While being physically apart, we find it necessary to keep in touch regularly with as many of our people as possible. The Bishop of the Lutheran Church in Liberia is in regular touch by radio, phone, and social media platforms with the pastors and people of the church (things we did not have to do before). Pastors and Church Council leaders in parishes are calling members to check-in and to pray over the telephone with them. Some places where the internet is available and used, people have established parish groups to stay in touch.

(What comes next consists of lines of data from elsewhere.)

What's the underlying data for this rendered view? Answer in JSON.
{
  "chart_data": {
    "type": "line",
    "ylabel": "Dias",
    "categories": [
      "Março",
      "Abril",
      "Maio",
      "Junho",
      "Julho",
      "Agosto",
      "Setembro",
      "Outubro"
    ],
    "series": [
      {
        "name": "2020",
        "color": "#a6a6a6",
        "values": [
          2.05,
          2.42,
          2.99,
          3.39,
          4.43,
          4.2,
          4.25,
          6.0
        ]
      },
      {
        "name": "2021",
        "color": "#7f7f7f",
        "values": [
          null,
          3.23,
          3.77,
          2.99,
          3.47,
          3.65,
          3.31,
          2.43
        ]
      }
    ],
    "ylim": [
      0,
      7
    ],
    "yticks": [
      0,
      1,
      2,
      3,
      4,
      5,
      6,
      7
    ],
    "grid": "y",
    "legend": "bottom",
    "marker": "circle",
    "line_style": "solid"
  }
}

In closing, there are many more ways to be church during this time, but you need to determine that for your context. However, here’s a statement taken from a letter by Martin Luther, written during the plague in the early 1500s. It is a timely reminder of how our faith and our theology has in the past and can now form our practice:
“I shall ask God mercifully to protect us. Then I shall fumigate, help purify the air, administer medicine and take it. I shall avoid places and persons where my presence is not needed in order not to become contaminated and thus perchance inflict and pollute others and so cause their death as a result of my negligence. If God should wish to take me, he will surely find me and I have done what he has expected of me and so I am not responsible for either my own death or the death of others. If my neighbor needs me however, I shall not avoid place or person but will go freely as stated above. See this is such a God-fearing faith because it is neither brash nor foolhardy and does not tempt God.” (In a letter to Rev. Dr. John Hess, found in Luther’s Works, Volume 43 p. 132, as “Whether one may flee from a Deadly Plague”).